Arthur Wood

Personal information
- Full name: Arthur John Wood
- Born: 7 February 1892 Derby, England
- Died: 1 March 1951 (aged 59) Norwood, England
- Batting: Right-handed
- Bowling: Right-arm medium-fast

Domestic team information
- 1911–1912: Derbyshire
- FC debut: 29 July 1911 Derbyshire v Leicestershire
- Last FC: 25 July 1912 Derbyshire v Leicestershire

Career statistics
| Competition | First-class |
| Matches | 13 |
| Runs scored | 264 |
| Batting average | 14.66 |
| 100s/50s | 0/2 |
| Top score | 52 |
| Balls bowled | 72 |
| Wickets | 0 |
| Bowling average | – |
| 5 wickets in innings | – |
| 10 wickets in match | – |
| Best bowling | – |
| Catches/stumpings | 5/– |
- Source: CricketArchive, November 2012

= Arthur Wood (cricketer, born 1892) =

English cricketer

Arthur John Wood (7 February 1892 - 1 March 1951) was an English cricketer who played for Derbyshire between 1911 and 1912.

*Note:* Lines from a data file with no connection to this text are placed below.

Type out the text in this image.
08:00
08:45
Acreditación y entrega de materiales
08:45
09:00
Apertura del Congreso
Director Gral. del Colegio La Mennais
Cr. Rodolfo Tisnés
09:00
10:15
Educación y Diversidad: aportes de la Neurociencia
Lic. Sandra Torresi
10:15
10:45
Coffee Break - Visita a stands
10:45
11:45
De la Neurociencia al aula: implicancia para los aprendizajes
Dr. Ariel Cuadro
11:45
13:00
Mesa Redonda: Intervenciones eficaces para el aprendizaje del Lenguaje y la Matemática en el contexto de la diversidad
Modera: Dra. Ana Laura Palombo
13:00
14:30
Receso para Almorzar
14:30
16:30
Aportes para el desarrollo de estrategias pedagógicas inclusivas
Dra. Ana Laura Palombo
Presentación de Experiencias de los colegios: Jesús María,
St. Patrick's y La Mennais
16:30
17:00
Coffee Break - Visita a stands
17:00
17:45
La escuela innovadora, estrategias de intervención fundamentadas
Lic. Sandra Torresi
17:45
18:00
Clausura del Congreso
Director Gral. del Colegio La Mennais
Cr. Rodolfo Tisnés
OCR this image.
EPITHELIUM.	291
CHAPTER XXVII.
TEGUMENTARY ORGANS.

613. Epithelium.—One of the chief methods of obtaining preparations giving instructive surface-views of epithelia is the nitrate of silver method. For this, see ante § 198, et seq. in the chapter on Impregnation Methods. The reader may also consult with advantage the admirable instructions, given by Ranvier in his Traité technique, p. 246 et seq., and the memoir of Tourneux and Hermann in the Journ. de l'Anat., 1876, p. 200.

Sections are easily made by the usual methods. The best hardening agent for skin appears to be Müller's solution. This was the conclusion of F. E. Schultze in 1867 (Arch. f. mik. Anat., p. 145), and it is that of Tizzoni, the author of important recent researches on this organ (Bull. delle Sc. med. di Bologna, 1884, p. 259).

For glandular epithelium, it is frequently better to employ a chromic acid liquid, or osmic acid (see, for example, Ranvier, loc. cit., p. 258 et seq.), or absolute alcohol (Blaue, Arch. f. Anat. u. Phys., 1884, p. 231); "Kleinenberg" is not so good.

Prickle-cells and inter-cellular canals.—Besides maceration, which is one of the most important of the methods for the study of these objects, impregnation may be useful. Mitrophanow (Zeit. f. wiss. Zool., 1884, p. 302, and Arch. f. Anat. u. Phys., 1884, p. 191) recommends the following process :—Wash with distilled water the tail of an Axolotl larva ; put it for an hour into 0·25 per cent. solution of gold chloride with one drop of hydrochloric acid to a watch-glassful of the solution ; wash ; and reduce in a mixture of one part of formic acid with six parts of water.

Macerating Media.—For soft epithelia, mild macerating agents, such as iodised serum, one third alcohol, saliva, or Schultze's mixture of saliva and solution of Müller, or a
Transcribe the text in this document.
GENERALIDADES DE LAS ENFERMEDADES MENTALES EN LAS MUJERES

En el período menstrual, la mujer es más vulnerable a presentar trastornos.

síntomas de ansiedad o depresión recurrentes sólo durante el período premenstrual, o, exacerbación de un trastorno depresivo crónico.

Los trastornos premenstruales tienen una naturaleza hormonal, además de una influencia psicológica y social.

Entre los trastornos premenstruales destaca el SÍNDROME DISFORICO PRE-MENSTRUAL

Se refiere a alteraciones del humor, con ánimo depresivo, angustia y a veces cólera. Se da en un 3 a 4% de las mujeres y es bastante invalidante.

==Personal life and career==
Wood was born in Derby and was educated at Denstone College, playing for the old boys team in later years. He debuted for Derbyshire against Leicestershire in July 1911 when he made 51 in his first innings. He played five games that season in the County Championship and made his second half-century and his highest total of 52 against Nottinghamshire.

In 1912 he played a full season of matches, but only achieved a top score of 25. Wood was a right-handed batsman and played 19 innings in 13 first-class matches with an average of 14.66 and a top score of 52. He was a right-arm medium-fast bowler but took no wickets in the twelve overs he bowled.

Wood died in Norwood, Surrey at the age of 59.